The present invention relates to a position control method of an automatic ice making device. When the ice making machine does not detect a horizontal position when the ice is iced, it is rotated and caught by a horizontal adjustment jaw and forced to stop. At this time, a stress is generated in the gear unit. By removing the stress applied to the gear part by rotating it, it is possible to reduce abrasion and deformation occurring in the gear tooth part of the power transmission part, thereby increasing the reliability of the ice maker itself.

Claims (4)

An in-situ step of returning the ice making container to a driving motor so that the ice making container receives water, an ice making step of supplying water to the ice making container and making ice, and separating ice from the ice making container when the ice making is completed in the ice making step. In the ice maker power control method having an ice step, And a reverse rotation step of reversely rotating the drive motor to release the overload of the drive motor when it is determined that the drive motor is overloaded in the home position step. The method of claim 1, The overload of the drive motor is an icemaker power control method, characterized in that forcibly overloading the drive motor when the ice maker is out of its original position.

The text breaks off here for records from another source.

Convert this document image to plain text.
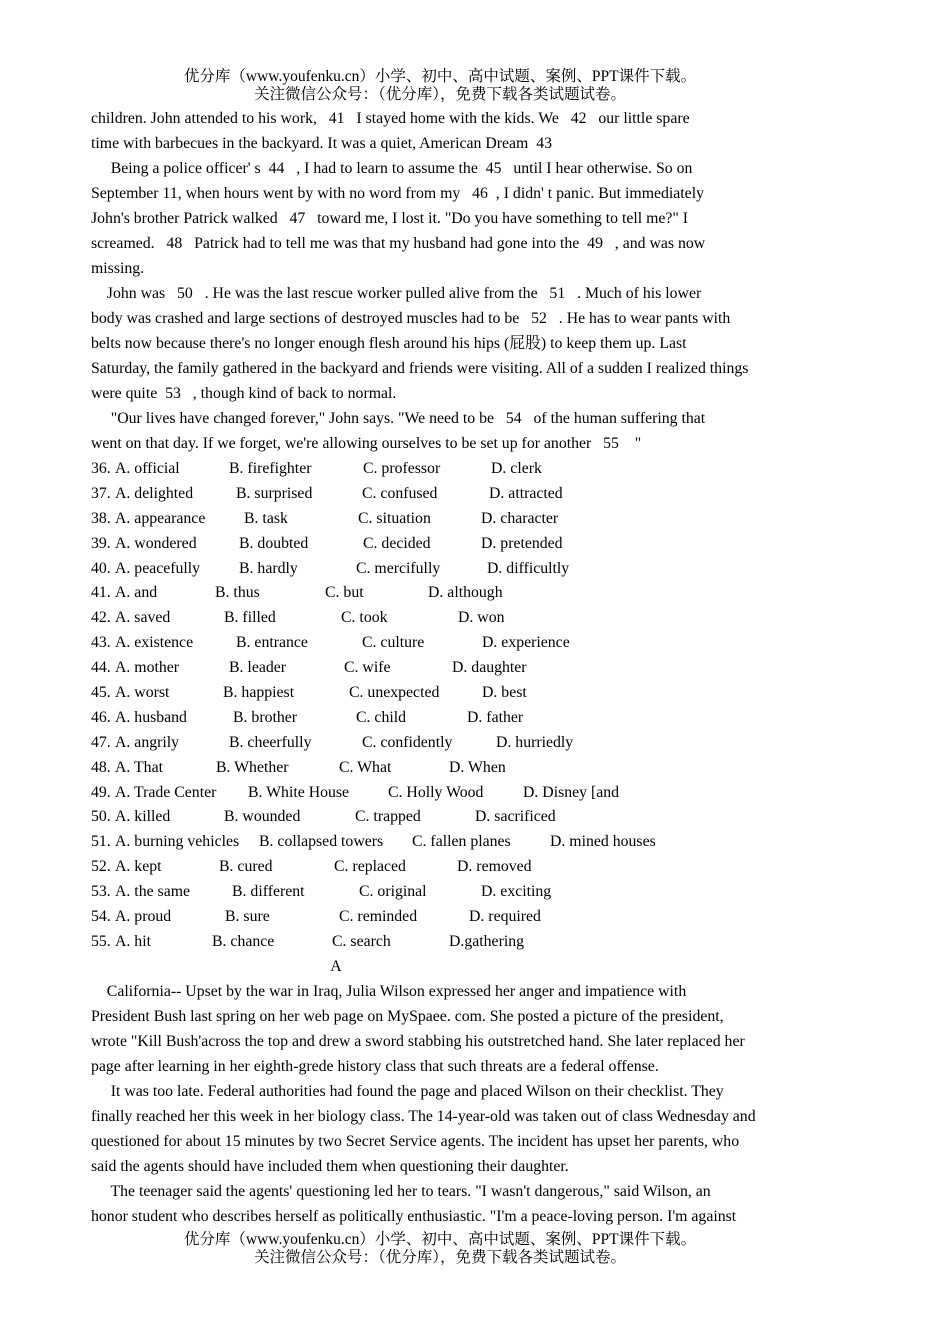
优分库（www.youfenku.cn）小学、初中、高中试题、案例、PPT课件下载。
关注微信公众号：（优分库），免费下载各类试题试卷。
children. John attended to his work,   41   I stayed home with the kids. We   42   our little spare
time with barbecues in the backyard. It was a quiet, American Dream  43
Being a police officer' s  44   , I had to learn to assume the  45   until I hear otherwise. So on
September 11, when hours went by with no word from my   46  , I didn' t panic. But immediately
John's brother Patrick walked   47   toward me, I lost it. "Do you have something to tell me?" I
screamed.   48   Patrick had to tell me was that my husband had gone into the  49   , and was now
missing.
John was   50   . He was the last rescue worker pulled alive from the   51   . Much of his lower
body was crashed and large sections of destroyed muscles had to be   52   . He has to wear pants with
belts now because there's no longer enough flesh around his hips (屁股) to keep them up. Last
Saturday, the family gathered in the backyard and friends were visiting. All of a sudden I realized things
were quite  53   , though kind of back to normal.
"Our lives have changed forever," John says. "We need to be   54   of the human suffering that
went on that day. If we forget, we're allowing ourselves to be set up for another   55    "
36. A. official	B. firefighter	C. professor	D. clerk
37. A. delighted	B. surprised	C. confused	D. attracted
38. A. appearance B. task	C. situation	D. character
39. A. wondered	B. doubted	C. decided	D. pretended
40. A. peacefully B. hardly	C. mercifully	D. difficultly
41. A. and	B. thus	C. but	D. although
42. A. saved	B. filled	C. took	D. won
43. A. existence	B. entrance	C. culture	D. experience
44. A. mother	B. leader	C. wife	D. daughter
45. A. worst	B. happiest	C. unexpected	D. best
46. A. husband	B. brother	C. child	D. father
47. A. angrily	B. cheerfully	C. confidently	D. hurriedly
48. A. That	B. Whether	C. What	D. When
49. A. Trade Center B. White House C. Holly Wood	D. Disney [and
50. A. killed	B. wounded	C. trapped	D. sacrificed
51. A. burning vehicles B. collapsed towers C. fallen planes D. mined houses
52. A. kept	B. cured	C. replaced	D. removed
53. A. the same	B. different	C. original	D. exciting
54. A. proud	B. sure	C. reminded	D. required
55. A. hit	B. chance	C. search	D.gathering
A
California-- Upset by the war in Iraq, Julia Wilson expressed her anger and impatience with
President Bush last spring on her web page on MySpaee. com. She posted a picture of the president,
wrote "Kill Bush'across the top and drew a sword stabbing his outstretched hand. She later replaced her
page after learning in her eighth-grede history class that such threats are a federal offense.
It was too late. Federal authorities had found the page and placed Wilson on their checklist. They
finally reached her this week in her biology class. The 14-year-old was taken out of class Wednesday and
questioned for about 15 minutes by two Secret Service agents. The incident has upset her parents, who
said the agents should have included them when questioning their daughter.
The teenager said the agents' questioning led her to tears. "I wasn't dangerous," said Wilson, an
honor student who describes herself as politically enthusiastic. "I'm a peace-loving person. I'm against
优分库（www.youfenku.cn）小学、初中、高中试题、案例、PPT课件下载。
关注微信公众号：（优分库），免费下载各类试题试卷。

The method of claim 1, The overload determination of the drive motor measures the voltage applied to the drive motor and determines the drive motor as an overload if the voltage applied to the drive motor is higher than the reference voltage of the drive motor. The method of claim 1, The reverse rotation of the drive motor in the reverse rotation step of the power control method of the automatic ice making device, characterized in that the ice making container does not leave the original position.